In 2015, ADEA identified a gap in the current diabetes research landscape. Many grants focussed on finding a cure for diabetes yet little was available in Australia to support practical research into new ways to manage diabetes.

Understanding that our diabetes educators are constantly on the lookout for additional tools to support people with diabetes to live well; ADEA established the ADEA Diabetes Research Foundation (ADRF). The Foundation supports practical research into new ways to manage diabetes, finding answers to commonly asked questions or concerns and using that knowledge to support people to live well with diabetes.

What is the actual set up of the Foundation?

ADRF operates as a trust with an independent trustee governing its strategic direction. The Foundation owns two separate bank accounts; one for its daily operation and one holds its philanthropic fund. This ensures the accountability and transparency of the Foundation in its use of fund and financial performance.

The Foundation Board also established the ADRF Council comprising of prominent academics and researchers who oversee the application process, endorse and recommend fundable applications to the Board. This ensures the transparency and credibility of the funding process and decision.

100% of corporate donations go directly to the grant program for allocation to successful grant recipients.

How do you allocate grant funding?

There are currently two grant programs offered annually by the Foundation.

  1. Research Grants are grants of $60,000 each for research that improves diabetes care, management and education. These are offered to researchers through universities and research institutes and supported by a webinar discussing how to write a successful grant application. The process commences with an EOI prior to an invitation to submit a full application, whose review process will be overseen by the ADRF Council. All applications will receive personalised feedback, to provide a platform for learning and capacity building within the sector. In the previous two funding rounds, grants have been awarded to respected organisations like Deakin University, University of Sydney and Cainrmillar Institute.
  2. Research Fellowships are grants of $60,000 each for ADEA members working with experienced researchers to lead research projects to improve diabetes care, management and education. The aim is to build research capacity in practical research. These are supported by a webinar on how to write a successful grant application. Submitted applications will be reviewed by at least two reviewers and feedback are available afterwards for learning and improvement opportunities. The ADRF Council also looks after the application and review process.

Both funding rounds announce the successful recipients in November, in line with World Diabetes Day – 14 November.

What types of grants have been supported?

Click here to view research projects that the Foundation have been funding.

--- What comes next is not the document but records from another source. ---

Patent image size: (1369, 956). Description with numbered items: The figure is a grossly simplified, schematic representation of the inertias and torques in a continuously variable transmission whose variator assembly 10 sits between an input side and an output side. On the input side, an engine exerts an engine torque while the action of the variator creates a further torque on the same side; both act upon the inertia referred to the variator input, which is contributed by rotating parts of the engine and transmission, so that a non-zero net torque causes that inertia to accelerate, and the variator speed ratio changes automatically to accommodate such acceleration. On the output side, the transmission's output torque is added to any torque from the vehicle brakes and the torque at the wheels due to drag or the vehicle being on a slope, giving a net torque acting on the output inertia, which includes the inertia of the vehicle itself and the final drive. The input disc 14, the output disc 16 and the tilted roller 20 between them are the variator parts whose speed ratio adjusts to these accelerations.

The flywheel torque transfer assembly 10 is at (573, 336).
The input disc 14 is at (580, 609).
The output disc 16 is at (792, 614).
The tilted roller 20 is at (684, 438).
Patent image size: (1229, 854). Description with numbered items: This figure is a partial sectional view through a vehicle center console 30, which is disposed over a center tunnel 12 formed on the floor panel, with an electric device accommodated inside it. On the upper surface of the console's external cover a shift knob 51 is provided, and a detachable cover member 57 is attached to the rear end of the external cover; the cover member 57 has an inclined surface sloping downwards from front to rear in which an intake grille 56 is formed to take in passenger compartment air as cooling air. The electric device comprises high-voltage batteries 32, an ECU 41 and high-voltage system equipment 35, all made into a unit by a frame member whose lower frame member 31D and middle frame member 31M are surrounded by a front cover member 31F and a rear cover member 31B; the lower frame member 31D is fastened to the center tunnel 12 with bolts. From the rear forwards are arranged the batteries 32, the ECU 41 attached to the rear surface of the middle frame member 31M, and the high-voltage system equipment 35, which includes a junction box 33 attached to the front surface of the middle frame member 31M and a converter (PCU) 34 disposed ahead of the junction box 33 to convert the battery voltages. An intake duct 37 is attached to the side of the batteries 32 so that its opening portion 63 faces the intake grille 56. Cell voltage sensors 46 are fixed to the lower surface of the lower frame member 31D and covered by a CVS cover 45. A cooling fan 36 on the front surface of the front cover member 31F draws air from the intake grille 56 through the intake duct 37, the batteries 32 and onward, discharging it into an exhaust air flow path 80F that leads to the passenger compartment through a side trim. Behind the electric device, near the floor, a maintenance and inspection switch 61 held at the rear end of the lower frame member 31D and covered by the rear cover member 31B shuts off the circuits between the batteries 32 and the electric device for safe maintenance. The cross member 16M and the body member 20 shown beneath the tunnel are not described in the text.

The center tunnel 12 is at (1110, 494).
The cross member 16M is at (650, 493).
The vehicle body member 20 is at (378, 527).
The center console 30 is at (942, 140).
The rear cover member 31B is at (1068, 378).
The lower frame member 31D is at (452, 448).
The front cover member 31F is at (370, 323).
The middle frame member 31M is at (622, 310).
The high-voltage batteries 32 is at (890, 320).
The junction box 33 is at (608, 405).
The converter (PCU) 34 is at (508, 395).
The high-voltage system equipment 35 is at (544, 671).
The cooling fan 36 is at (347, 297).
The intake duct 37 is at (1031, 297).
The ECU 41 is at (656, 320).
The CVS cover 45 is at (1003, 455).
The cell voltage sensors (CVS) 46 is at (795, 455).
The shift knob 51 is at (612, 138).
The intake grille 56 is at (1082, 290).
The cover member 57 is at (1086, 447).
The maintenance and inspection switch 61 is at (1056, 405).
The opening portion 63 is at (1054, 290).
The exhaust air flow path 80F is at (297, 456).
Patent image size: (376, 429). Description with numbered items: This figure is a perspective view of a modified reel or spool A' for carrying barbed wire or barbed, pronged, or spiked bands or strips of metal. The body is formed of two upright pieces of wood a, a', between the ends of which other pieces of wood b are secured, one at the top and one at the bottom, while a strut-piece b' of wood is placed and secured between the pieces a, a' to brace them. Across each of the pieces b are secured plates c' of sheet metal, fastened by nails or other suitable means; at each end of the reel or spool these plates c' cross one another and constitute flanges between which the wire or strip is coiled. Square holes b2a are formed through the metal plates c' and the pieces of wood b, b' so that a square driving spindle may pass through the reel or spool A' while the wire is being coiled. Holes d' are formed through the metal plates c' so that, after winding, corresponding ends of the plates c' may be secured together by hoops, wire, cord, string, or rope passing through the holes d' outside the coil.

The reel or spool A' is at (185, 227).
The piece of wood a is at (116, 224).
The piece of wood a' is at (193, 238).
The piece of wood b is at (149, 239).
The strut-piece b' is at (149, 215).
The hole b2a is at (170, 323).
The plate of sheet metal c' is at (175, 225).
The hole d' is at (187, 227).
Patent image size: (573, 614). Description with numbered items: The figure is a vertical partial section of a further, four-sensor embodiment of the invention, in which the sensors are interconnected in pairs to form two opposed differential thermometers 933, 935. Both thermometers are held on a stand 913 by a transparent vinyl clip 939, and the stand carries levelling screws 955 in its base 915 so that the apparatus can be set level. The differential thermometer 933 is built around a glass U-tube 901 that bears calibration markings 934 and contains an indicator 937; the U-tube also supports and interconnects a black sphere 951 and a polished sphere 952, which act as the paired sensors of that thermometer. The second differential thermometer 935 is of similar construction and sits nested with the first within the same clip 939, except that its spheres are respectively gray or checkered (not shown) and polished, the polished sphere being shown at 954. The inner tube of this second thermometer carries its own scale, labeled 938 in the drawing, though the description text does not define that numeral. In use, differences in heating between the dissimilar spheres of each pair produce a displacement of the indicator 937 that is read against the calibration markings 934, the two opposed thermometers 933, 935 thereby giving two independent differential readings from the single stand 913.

We continue to receive more grant applications that are deemed fundable by the Research Council than we have the capacity to fund.

Why do you need my help?

We can’t do this alone. We have had great success in our first two years of funding research projects and are starting to see the impact of these projects in a practical sense, being used in everyday scenarios by both CDEs and people with diabetes.

This type of research is invaluable to ADEA members and diabetes educators to learn new ways of helping people with diabetes manage their condition and live well. These practical research projects are delivered within 12 months and outcomes can be utilised within the diabetes community in a relatively short time.

The more support ADRF receives, the more grants we can provide. As simple as that. 100% of your financial support will go directly to supporting the grant program.